The Practice Of Medicine and The Color of Money

By Abraham Verghese
Jul 30 2009, 1:01 PM ET Comment

So seriously, does anyone believe that we doctors can own a hospital (or sleep center if you are a sleep specialist, or imaging center, or outpatient surgery center, or chemo center) and be totally objective about referring patients there?


We doctors aren't coming out pretty in the health care debate. A few days ago in a Wall Street Journal online piece, I asked, Who Speaks for Medicine?  With physician groups lobbying for their self interests, who, I asked, represents medicine, by which I mean the art of medicine, the ideals that we love to impart to our students at graduation and white coat ceremonies?

Well today's New York Times has two stories that show us at our conflicted best:

  • First, a report of a doctor-owned hospital in McAllen, called, appropriately, Doctors Hospital, which is flexing its muscles in Congress in the health care debate. The hospital (or rather its doctor-owners) has a big voice largely because of the substantial donations it or its proxy made to politicians. What does Doctors Hospital want? It wants to be sheltered from legislation that affects its income--and so far it has worked. (This is the same hospital that was written about beautifully in the New Yorker by Atul Gawande--a hospital that provides great care for patients but consistently does more tests and has more consultants involved per patient than comparable hospitals elsewhere.)
  • Another report also in today's New York Times describes dozens who were arrested in a health care fraud sweep.  Alas, doctors were among those arrested in this scheme.

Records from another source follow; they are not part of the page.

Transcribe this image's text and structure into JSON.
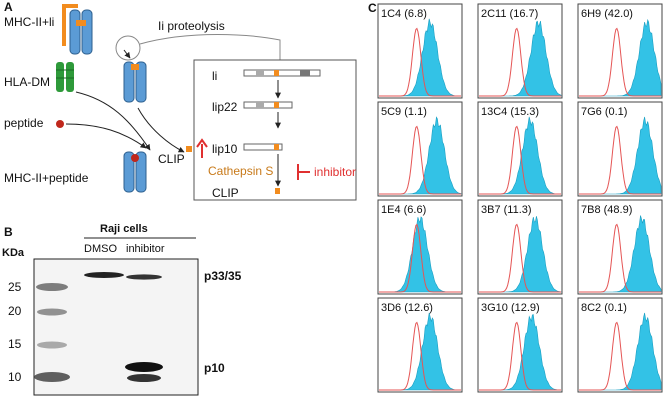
{
  "panel_a": {
    "label": "A",
    "mhc_ii_li": "MHC-II+li",
    "ii_proteolysis": "Ii proteolysis",
    "hla_dm": "HLA-DM",
    "peptide": "peptide",
    "clip": "CLIP",
    "mhc_ii_peptide": "MHC-II+peptide",
    "box": {
      "li": "li",
      "lip22": "lip22",
      "lip10": "lip10",
      "cathepsin_s": "Cathepsin S",
      "inhibitor": "inhibitor",
      "clip": "CLIP"
    },
    "colors": {
      "mhc": "#5b9bd5",
      "ii": "#f28c1e",
      "hla_dm": "#2e9a3a",
      "peptide": "#c0281c",
      "red": "#e03030"
    }
  },
  "panel_b": {
    "label": "B",
    "kda": "KDa",
    "cell_line": "Raji cells",
    "lanes": [
      "DMSO",
      "inhibitor"
    ],
    "markers": [
      "25",
      "20",
      "15",
      "10"
    ],
    "bands": [
      "p33/35",
      "p10"
    ]
  },
  "panel_c": {
    "label": "C",
    "histograms": [
      {
        "name": "1C4",
        "value": "(6.8)",
        "shift": 0.62
      },
      {
        "name": "2C11",
        "value": "(16.7)",
        "shift": 0.72
      },
      {
        "name": "6H9",
        "value": "(42.0)",
        "shift": 0.82
      },
      {
        "name": "5C9",
        "value": "(1.1)",
        "shift": 0.7
      },
      {
        "name": "13C4",
        "value": "(15.3)",
        "shift": 0.62
      },
      {
        "name": "7G6",
        "value": "(0.1)",
        "shift": 0.8
      },
      {
        "name": "1E4",
        "value": "(6.6)",
        "shift": 0.5
      },
      {
        "name": "3B7",
        "value": "(11.3)",
        "shift": 0.68
      },
      {
        "name": "7B8",
        "value": "(48.9)",
        "shift": 0.76
      },
      {
        "name": "3D6",
        "value": "(12.6)",
        "shift": 0.62
      },
      {
        "name": "3G10",
        "value": "(12.9)",
        "shift": 0.64
      },
      {
        "name": "8C2",
        "value": "(0.1)",
        "shift": 0.8
      }
    ],
    "colors": {
      "filled": "#33c2e6",
      "outline": "#e55555"
    }
  }
}
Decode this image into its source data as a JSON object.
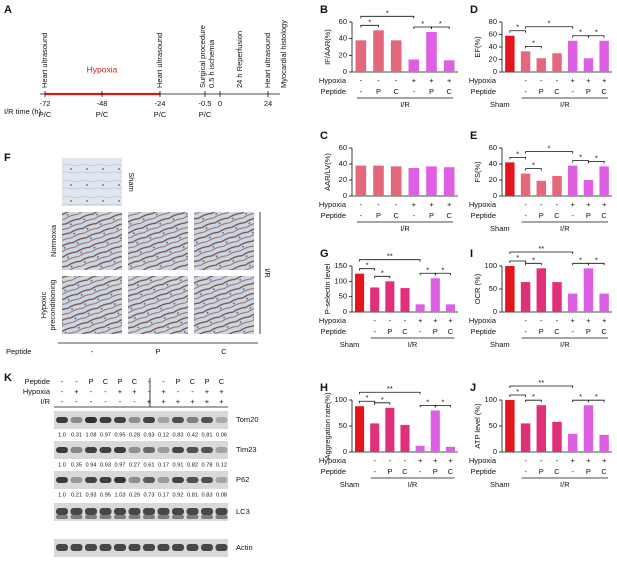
{
  "timeline": {
    "panel": "A",
    "axis_label": "I/R time (h)",
    "ticks": [
      -72,
      -48,
      -24,
      -0.5,
      0,
      24
    ],
    "pc_labels": [
      "P/C",
      "P/C",
      "P/C",
      "P/C"
    ],
    "hypoxia": "Hypoxia",
    "events": [
      "Heart ultrasound",
      "Heart ultrasound",
      "Surgical procedure",
      "0.5 h ischemia",
      "24 h Reperfusion",
      "Heart ultrasound",
      "Myocardial histology"
    ]
  },
  "histology": {
    "panel": "F",
    "sham": "Sham",
    "normoxia": "Normoxia",
    "hypoxic": [
      "Hypoxic",
      "preconditioning"
    ],
    "ir": "I/R",
    "peptide": "Peptide",
    "columns": [
      "-",
      "P",
      "C"
    ]
  },
  "blot": {
    "panel": "K",
    "row_names": [
      "Peptide",
      "Hypoxia",
      "I/R"
    ],
    "rows": [
      [
        "-",
        "-",
        "P",
        "C",
        "P",
        "C",
        "-",
        "-",
        "P",
        "C",
        "P",
        "C"
      ],
      [
        "-",
        "+",
        "-",
        "-",
        "+",
        "+",
        "-",
        "+",
        "-",
        "-",
        "+",
        "+"
      ],
      [
        "-",
        "-",
        "-",
        "-",
        "-",
        "-",
        "+",
        "+",
        "+",
        "+",
        "+",
        "+"
      ]
    ],
    "proteins": [
      {
        "name": "Tom20",
        "values": [
          1.0,
          0.31,
          1.08,
          0.97,
          0.95,
          0.28,
          0.93,
          0.12,
          0.83,
          0.42,
          0.81,
          0.06
        ],
        "value_labels": [
          "1.0",
          "0.31",
          "1.08",
          "0.97",
          "0.95",
          "0.28",
          "0.93",
          "0.12",
          "0.83",
          "0.42",
          "0.81",
          "0.06"
        ]
      },
      {
        "name": "Tim23",
        "values": [
          1.0,
          0.35,
          0.94,
          0.93,
          0.97,
          0.27,
          0.61,
          0.17,
          0.91,
          0.82,
          0.78,
          0.12
        ],
        "value_labels": [
          "1.0",
          "0.35",
          "0.94",
          "0.93",
          "0.97",
          "0.27",
          "0.61",
          "0.17",
          "0.91",
          "0.82",
          "0.78",
          "0.12"
        ]
      },
      {
        "name": "P62",
        "values": [
          1.0,
          0.21,
          0.93,
          0.95,
          1.03,
          0.29,
          0.73,
          0.17,
          0.92,
          0.81,
          0.83,
          0.08
        ],
        "value_labels": [
          "1.0",
          "0.21",
          "0.93",
          "0.95",
          "1.03",
          "0.29",
          "0.73",
          "0.17",
          "0.92",
          "0.81",
          "0.83",
          "0.08"
        ]
      },
      {
        "name": "LC3"
      },
      {
        "name": "Actin"
      }
    ]
  },
  "chart_data": [
    {
      "type": "bar",
      "panel": "B",
      "y_label": "IF/AAR(%)",
      "ylim": [
        0,
        60
      ],
      "yticks": [
        0,
        20,
        40,
        60
      ],
      "values": [
        38,
        50,
        38,
        15,
        48,
        14
      ],
      "colors": [
        "#e4687c",
        "#e4687c",
        "#e4687c",
        "#dc5fe4",
        "#dc5fe4",
        "#dc5fe4"
      ],
      "row_names": [
        "Hypoxia",
        "Peptide"
      ],
      "hypoxia": [
        "-",
        "-",
        "-",
        "+",
        "+",
        "+"
      ],
      "categories": [
        "-",
        "P",
        "C",
        "-",
        "P",
        "C"
      ],
      "groups": [
        {
          "label": "I/R",
          "span": [
            0,
            5
          ]
        }
      ],
      "brackets": [
        {
          "from": 0,
          "to": 1,
          "label": "*"
        },
        {
          "from": 0,
          "to": 3,
          "label": "*"
        },
        {
          "from": 3,
          "to": 4,
          "label": "*"
        },
        {
          "from": 4,
          "to": 5,
          "label": "*"
        }
      ]
    },
    {
      "type": "bar",
      "panel": "C",
      "y_label": "AAR/LV(%)",
      "ylim": [
        0,
        60
      ],
      "yticks": [
        0,
        20,
        40,
        60
      ],
      "values": [
        38,
        38,
        37,
        35,
        37,
        36
      ],
      "colors": [
        "#e4687c",
        "#e4687c",
        "#e4687c",
        "#dc5fe4",
        "#dc5fe4",
        "#dc5fe4"
      ],
      "row_names": [
        "Hypoxia",
        "Peptide"
      ],
      "hypoxia": [
        "-",
        "-",
        "-",
        "+",
        "+",
        "+"
      ],
      "categories": [
        "-",
        "P",
        "C",
        "-",
        "P",
        "C"
      ],
      "groups": [
        {
          "label": "I/R",
          "span": [
            0,
            5
          ]
        }
      ],
      "brackets": []
    },
    {
      "type": "bar",
      "panel": "D",
      "y_label": "EF(%)",
      "ylim": [
        0,
        80
      ],
      "yticks": [
        0,
        20,
        40,
        60,
        80
      ],
      "values": [
        58,
        33,
        22,
        30,
        50,
        22,
        50
      ],
      "colors": [
        "#e4151d",
        "#e4687c",
        "#e4687c",
        "#e4687c",
        "#dc5fe4",
        "#dc5fe4",
        "#dc5fe4"
      ],
      "row_names": [
        "Hypoxia",
        "Peptide"
      ],
      "hypoxia": [
        null,
        "-",
        "-",
        "-",
        "+",
        "+",
        "+"
      ],
      "categories": [
        null,
        "-",
        "P",
        "C",
        "-",
        "P",
        "C"
      ],
      "groups": [
        {
          "label": "Sham",
          "span": [
            0,
            0
          ]
        },
        {
          "label": "I/R",
          "span": [
            1,
            6
          ]
        }
      ],
      "brackets": [
        {
          "from": 0,
          "to": 1,
          "label": "*"
        },
        {
          "from": 1,
          "to": 2,
          "label": "*"
        },
        {
          "from": 1,
          "to": 4,
          "label": "*"
        },
        {
          "from": 4,
          "to": 5,
          "label": "*"
        },
        {
          "from": 5,
          "to": 6,
          "label": "*"
        }
      ]
    },
    {
      "type": "bar",
      "panel": "E",
      "y_label": "FS(%)",
      "ylim": [
        0,
        60
      ],
      "yticks": [
        0,
        20,
        40,
        60
      ],
      "values": [
        42,
        28,
        19,
        25,
        38,
        20,
        37
      ],
      "colors": [
        "#e4151d",
        "#e4687c",
        "#e4687c",
        "#e4687c",
        "#dc5fe4",
        "#dc5fe4",
        "#dc5fe4"
      ],
      "row_names": [
        "Hypoxia",
        "Peptide"
      ],
      "hypoxia": [
        null,
        "-",
        "-",
        "-",
        "+",
        "+",
        "+"
      ],
      "categories": [
        null,
        "-",
        "P",
        "C",
        "-",
        "P",
        "C"
      ],
      "groups": [
        {
          "label": "Sham",
          "span": [
            0,
            0
          ]
        },
        {
          "label": "I/R",
          "span": [
            1,
            6
          ]
        }
      ],
      "brackets": [
        {
          "from": 0,
          "to": 1,
          "label": "*"
        },
        {
          "from": 1,
          "to": 2,
          "label": "*"
        },
        {
          "from": 1,
          "to": 4,
          "label": "*"
        },
        {
          "from": 4,
          "to": 5,
          "label": "*"
        },
        {
          "from": 5,
          "to": 6,
          "label": "*"
        }
      ]
    },
    {
      "type": "bar",
      "panel": "G",
      "y_label": "P-selectin level",
      "ylim": [
        0,
        150
      ],
      "yticks": [
        0,
        50,
        100,
        150
      ],
      "values": [
        125,
        80,
        100,
        78,
        25,
        110,
        25
      ],
      "colors": [
        "#e4151d",
        "#e0307a",
        "#e0307a",
        "#e0307a",
        "#dc5fe4",
        "#dc5fe4",
        "#dc5fe4"
      ],
      "row_names": [
        "Hypoxia",
        "Peptide"
      ],
      "hypoxia": [
        null,
        "-",
        "-",
        "-",
        "+",
        "+",
        "+"
      ],
      "categories": [
        null,
        "-",
        "P",
        "C",
        "-",
        "P",
        "C"
      ],
      "groups": [
        {
          "label": "Sham",
          "span": [
            0,
            0
          ]
        },
        {
          "label": "I/R",
          "span": [
            1,
            6
          ]
        }
      ],
      "brackets": [
        {
          "from": 0,
          "to": 1,
          "label": "*"
        },
        {
          "from": 1,
          "to": 2,
          "label": "*"
        },
        {
          "from": 0,
          "to": 4,
          "label": "**"
        },
        {
          "from": 4,
          "to": 5,
          "label": "*"
        },
        {
          "from": 5,
          "to": 6,
          "label": "*"
        }
      ]
    },
    {
      "type": "bar",
      "panel": "H",
      "y_label": "Aggregation rate(%)",
      "ylim": [
        0,
        100
      ],
      "yticks": [
        0,
        50,
        100
      ],
      "values": [
        88,
        55,
        85,
        52,
        12,
        80,
        10
      ],
      "colors": [
        "#e4151d",
        "#e0307a",
        "#e0307a",
        "#e0307a",
        "#dc5fe4",
        "#dc5fe4",
        "#dc5fe4"
      ],
      "row_names": [
        "Hypoxia",
        "Peptide"
      ],
      "hypoxia": [
        null,
        "-",
        "-",
        "-",
        "+",
        "+",
        "+"
      ],
      "categories": [
        null,
        "-",
        "P",
        "C",
        "-",
        "P",
        "C"
      ],
      "groups": [
        {
          "label": "Sham",
          "span": [
            0,
            0
          ]
        },
        {
          "label": "I/R",
          "span": [
            1,
            6
          ]
        }
      ],
      "brackets": [
        {
          "from": 0,
          "to": 1,
          "label": "*"
        },
        {
          "from": 1,
          "to": 2,
          "label": "*"
        },
        {
          "from": 0,
          "to": 4,
          "label": "**"
        },
        {
          "from": 4,
          "to": 5,
          "label": "*"
        },
        {
          "from": 5,
          "to": 6,
          "label": "*"
        }
      ]
    },
    {
      "type": "bar",
      "panel": "I",
      "y_label": "OCR (%)",
      "ylim": [
        0,
        100
      ],
      "yticks": [
        0,
        50,
        100
      ],
      "values": [
        100,
        65,
        95,
        65,
        40,
        95,
        40
      ],
      "colors": [
        "#e4151d",
        "#e0307a",
        "#e0307a",
        "#e0307a",
        "#dc5fe4",
        "#dc5fe4",
        "#dc5fe4"
      ],
      "row_names": [
        "Hypoxia",
        "Peptide"
      ],
      "hypoxia": [
        null,
        "-",
        "-",
        "-",
        "+",
        "+",
        "+"
      ],
      "categories": [
        null,
        "-",
        "P",
        "C",
        "-",
        "P",
        "C"
      ],
      "groups": [
        {
          "label": "Sham",
          "span": [
            0,
            0
          ]
        },
        {
          "label": "I/R",
          "span": [
            1,
            6
          ]
        }
      ],
      "brackets": [
        {
          "from": 0,
          "to": 1,
          "label": "*"
        },
        {
          "from": 1,
          "to": 2,
          "label": "*"
        },
        {
          "from": 0,
          "to": 4,
          "label": "**"
        },
        {
          "from": 4,
          "to": 5,
          "label": "*"
        },
        {
          "from": 5,
          "to": 6,
          "label": "*"
        }
      ]
    },
    {
      "type": "bar",
      "panel": "J",
      "y_label": "ATP level (%)",
      "ylim": [
        0,
        100
      ],
      "yticks": [
        0,
        50,
        100
      ],
      "values": [
        100,
        55,
        90,
        58,
        35,
        90,
        33
      ],
      "colors": [
        "#e4151d",
        "#e0307a",
        "#e0307a",
        "#e0307a",
        "#dc5fe4",
        "#dc5fe4",
        "#dc5fe4"
      ],
      "row_names": [
        "Hypoxia",
        "Peptide"
      ],
      "hypoxia": [
        null,
        "-",
        "-",
        "-",
        "+",
        "+",
        "+"
      ],
      "categories": [
        null,
        "-",
        "P",
        "C",
        "-",
        "P",
        "C"
      ],
      "groups": [
        {
          "label": "Sham",
          "span": [
            0,
            0
          ]
        },
        {
          "label": "I/R",
          "span": [
            1,
            6
          ]
        }
      ],
      "brackets": [
        {
          "from": 0,
          "to": 1,
          "label": "*"
        },
        {
          "from": 1,
          "to": 2,
          "label": "*"
        },
        {
          "from": 0,
          "to": 4,
          "label": "**"
        },
        {
          "from": 4,
          "to": 5,
          "label": "*"
        },
        {
          "from": 5,
          "to": 6,
          "label": "*"
        }
      ]
    }
  ]
}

It  involved selling 'arthritis kits' to patients that were worthless; another scheme involved billing Medicare for Ensure and other liquid supplements that were never given to patients or billed to dead patients. The estimate is that BILLIONS of dollars are lost in this fashion, by bilking Medicare.
I am more and more convinced that the President does not need to look for new taxes to fund his health care plans. The savings in Medicare from eliminating fraud would be huge; add to that savings from restructuring payments and it would be even more substantial.

Speaking of payments, the AMA and other organizations are fighting the idea of an independent commission that would set fees and reimbursement schedules. God knows, such a commission might make it pay to be doing for a patient rather be doing to a patient. Alas, the money is in doing to; the AMA is against that changing.

As a confession, in those days when we all had close and cozy relationships with pharmaceutical companies, I took honoraria, spoke at conferences in beautiful resorts and had many free lunches. Of course I told myself, that all my professors and colleagues were doing it so it had to be OK; and I actually thought I could certainly separate the free lunch from any tendency on my part to prescribe a drug produced by that company. Looking back that was naive.

What brought about change was public scrutiny. Universities became hyper aware and now of course we all treat pharma contact with great caution. My point is, until public sentiment, embarrassment and finally our good conscience kick in to tell us something is wrong, we will keep dipping into that trough.

I think legislation needs to put an end to doctors profiting on businesses to which they can funnel patients--that is business not medicine. If you try to call it medicine then it is corruption. Without legislation, it will keep happening.